Richard Winton, Los Angeles Times, October 22, 2014

Los Angeles Police Chief Charlie Beck fired a veteran police detective Wednesday after a disciplinary panel found he made racially charged comments about a black civil rights attorney and a 1997 shooting in which the detective killed a black officer.

The decision to fire Det. Frank Lyga was seen as a major test for Beck, who has been accused of being inconsistent in handling officer discipline and previously came under fire for his decision not to terminate a well-connected officer caught on tape uttering a racial slur.


A three-person department board of rights panel recommended that the 28-year veteran be fired for his controversial remarks made last November at a training session. The panel said his comments “caused irreparable damage to the department’s image and gave fodder to our detractors who believe that the LAPD harbors racist officers.”


In his comments, Lyga called prominent black civil rights attorney Carl Douglas an “ewok”–a short, furry creature from “Star Wars” movies–said a female LAPD captain had been “swapped around a bunch of times” and described a lieutenant as a “moron.”

He also discussed shooting fellow officer Kevin Gaines, an incident that sparked racial tensions within the LAPD because Lyga is white and the slain officer was black. Lyga was working an undercover narcotics operation when he became involved in a traffic dispute with Gaines, according to police accounts.
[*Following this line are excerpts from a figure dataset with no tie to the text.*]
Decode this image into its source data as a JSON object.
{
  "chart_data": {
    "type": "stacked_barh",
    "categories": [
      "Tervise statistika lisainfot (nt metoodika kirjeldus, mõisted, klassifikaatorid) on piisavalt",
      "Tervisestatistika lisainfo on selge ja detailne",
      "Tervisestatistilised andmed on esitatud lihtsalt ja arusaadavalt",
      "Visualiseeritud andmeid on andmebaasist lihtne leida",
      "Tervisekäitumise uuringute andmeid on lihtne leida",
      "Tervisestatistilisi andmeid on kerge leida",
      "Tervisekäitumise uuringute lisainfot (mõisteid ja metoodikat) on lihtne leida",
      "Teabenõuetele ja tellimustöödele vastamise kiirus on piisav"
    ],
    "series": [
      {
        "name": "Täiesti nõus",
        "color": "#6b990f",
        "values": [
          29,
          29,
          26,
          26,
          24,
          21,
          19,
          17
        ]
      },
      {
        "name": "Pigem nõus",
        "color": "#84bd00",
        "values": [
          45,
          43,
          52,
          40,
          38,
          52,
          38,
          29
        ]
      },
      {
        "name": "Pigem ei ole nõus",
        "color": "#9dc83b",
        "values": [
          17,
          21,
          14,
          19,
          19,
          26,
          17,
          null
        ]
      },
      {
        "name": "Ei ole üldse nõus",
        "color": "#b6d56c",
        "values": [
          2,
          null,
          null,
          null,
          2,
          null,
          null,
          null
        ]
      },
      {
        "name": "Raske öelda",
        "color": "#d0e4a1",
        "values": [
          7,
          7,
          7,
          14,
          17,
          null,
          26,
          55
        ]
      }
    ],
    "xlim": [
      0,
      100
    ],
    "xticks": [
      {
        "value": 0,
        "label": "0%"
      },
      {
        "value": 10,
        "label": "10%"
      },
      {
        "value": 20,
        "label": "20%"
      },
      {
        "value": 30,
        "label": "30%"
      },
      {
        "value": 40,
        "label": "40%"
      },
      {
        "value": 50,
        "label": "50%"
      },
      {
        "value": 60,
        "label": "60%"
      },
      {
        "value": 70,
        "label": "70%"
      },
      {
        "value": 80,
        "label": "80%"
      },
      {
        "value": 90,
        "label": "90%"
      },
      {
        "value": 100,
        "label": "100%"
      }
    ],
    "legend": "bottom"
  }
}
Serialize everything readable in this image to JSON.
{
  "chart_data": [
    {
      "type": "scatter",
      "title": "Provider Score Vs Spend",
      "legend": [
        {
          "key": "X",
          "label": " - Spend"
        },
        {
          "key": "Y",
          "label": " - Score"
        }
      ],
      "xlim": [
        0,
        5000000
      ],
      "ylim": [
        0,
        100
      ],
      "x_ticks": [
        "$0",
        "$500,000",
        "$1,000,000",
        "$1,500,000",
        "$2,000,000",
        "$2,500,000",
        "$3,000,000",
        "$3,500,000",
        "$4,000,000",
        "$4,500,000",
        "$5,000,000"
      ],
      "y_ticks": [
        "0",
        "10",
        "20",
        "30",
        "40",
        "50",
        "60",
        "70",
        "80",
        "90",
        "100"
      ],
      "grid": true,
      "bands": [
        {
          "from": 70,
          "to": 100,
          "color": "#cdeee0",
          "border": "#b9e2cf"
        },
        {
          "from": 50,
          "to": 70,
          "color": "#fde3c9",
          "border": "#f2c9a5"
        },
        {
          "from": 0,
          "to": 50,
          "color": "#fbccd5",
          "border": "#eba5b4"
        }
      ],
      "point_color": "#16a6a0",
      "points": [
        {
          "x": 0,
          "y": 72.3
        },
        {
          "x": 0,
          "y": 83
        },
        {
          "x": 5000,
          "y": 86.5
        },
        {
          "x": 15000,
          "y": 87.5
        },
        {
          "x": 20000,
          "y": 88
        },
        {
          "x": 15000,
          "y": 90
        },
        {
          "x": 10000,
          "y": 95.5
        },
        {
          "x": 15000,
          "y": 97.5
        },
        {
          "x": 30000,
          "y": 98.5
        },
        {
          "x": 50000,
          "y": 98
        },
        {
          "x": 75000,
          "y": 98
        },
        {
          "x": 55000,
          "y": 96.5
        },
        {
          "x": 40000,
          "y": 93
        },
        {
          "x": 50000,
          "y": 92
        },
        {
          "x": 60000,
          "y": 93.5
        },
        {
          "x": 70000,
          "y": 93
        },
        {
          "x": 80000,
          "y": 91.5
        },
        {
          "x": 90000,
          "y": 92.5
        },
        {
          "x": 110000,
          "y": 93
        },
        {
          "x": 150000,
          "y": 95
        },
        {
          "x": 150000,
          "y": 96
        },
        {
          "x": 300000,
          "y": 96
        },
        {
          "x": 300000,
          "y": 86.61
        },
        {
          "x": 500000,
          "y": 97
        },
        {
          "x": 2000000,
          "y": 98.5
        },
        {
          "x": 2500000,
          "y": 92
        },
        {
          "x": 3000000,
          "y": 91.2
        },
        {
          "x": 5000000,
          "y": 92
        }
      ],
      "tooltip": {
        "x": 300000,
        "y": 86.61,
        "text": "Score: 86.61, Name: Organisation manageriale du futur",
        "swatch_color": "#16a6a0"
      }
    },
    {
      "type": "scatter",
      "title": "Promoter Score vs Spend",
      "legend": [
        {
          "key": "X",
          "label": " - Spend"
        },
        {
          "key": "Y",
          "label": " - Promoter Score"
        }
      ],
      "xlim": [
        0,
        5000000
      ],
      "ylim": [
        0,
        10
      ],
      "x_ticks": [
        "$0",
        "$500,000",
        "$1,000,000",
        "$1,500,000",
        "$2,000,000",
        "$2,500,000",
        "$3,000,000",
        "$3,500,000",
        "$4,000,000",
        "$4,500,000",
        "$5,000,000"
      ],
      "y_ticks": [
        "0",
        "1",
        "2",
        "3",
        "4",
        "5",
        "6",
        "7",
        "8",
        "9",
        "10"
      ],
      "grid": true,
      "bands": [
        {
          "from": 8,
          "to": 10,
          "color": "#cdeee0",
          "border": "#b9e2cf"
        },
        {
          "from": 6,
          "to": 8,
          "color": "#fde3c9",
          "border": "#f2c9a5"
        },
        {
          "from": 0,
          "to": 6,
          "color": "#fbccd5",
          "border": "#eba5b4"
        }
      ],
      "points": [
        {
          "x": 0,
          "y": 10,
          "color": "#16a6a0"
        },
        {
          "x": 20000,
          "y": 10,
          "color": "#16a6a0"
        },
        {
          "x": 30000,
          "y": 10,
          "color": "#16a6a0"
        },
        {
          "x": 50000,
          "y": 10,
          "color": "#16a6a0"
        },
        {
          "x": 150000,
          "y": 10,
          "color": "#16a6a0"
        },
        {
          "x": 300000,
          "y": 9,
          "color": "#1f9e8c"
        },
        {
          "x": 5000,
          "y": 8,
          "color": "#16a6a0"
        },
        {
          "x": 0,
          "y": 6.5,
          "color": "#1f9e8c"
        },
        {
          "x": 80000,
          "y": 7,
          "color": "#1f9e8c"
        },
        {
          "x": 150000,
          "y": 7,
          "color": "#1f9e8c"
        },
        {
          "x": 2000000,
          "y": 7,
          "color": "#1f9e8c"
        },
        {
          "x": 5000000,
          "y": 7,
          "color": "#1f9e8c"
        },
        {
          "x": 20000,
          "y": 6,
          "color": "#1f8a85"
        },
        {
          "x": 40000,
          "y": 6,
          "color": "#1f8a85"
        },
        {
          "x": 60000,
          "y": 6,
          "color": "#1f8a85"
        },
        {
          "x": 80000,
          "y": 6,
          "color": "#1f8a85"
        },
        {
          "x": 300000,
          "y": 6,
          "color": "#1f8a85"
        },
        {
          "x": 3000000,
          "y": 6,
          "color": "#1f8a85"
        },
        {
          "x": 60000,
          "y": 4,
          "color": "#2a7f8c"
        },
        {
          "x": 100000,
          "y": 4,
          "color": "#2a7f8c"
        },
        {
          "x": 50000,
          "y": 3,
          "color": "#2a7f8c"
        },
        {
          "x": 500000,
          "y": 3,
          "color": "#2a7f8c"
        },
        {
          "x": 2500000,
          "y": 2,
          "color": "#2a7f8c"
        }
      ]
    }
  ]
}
Neither man apparently knew the other was a police officer.

At the end of the lecture, Lyga recalled a confrontation with Douglas, the attorney representing Gaines’ family, who asked if Lyga had any regrets about the shooting.

“I said, ‘No, I regret he was alone in the truck at the time,'” Lyga said. “I could have killed a whole truckload of them and I would have been happy doing it.”

Lyga admitted some of his remarks were inappropriate, and he apologized. His attorney said Lyga explained that he should have said he would have shot anybody who was trying to kill him. The detective denied his remarks were racist.

But the panel disagreed, finding that many of his comments had a “racial tone.”

“You stated in your testimony that you have been fighting the negative image of being a racist cop killer, but then you, intentionally or not, confirmed this image during this speech,” the panel concluded, according to a copy of the transcript from last week’s board of rights meeting.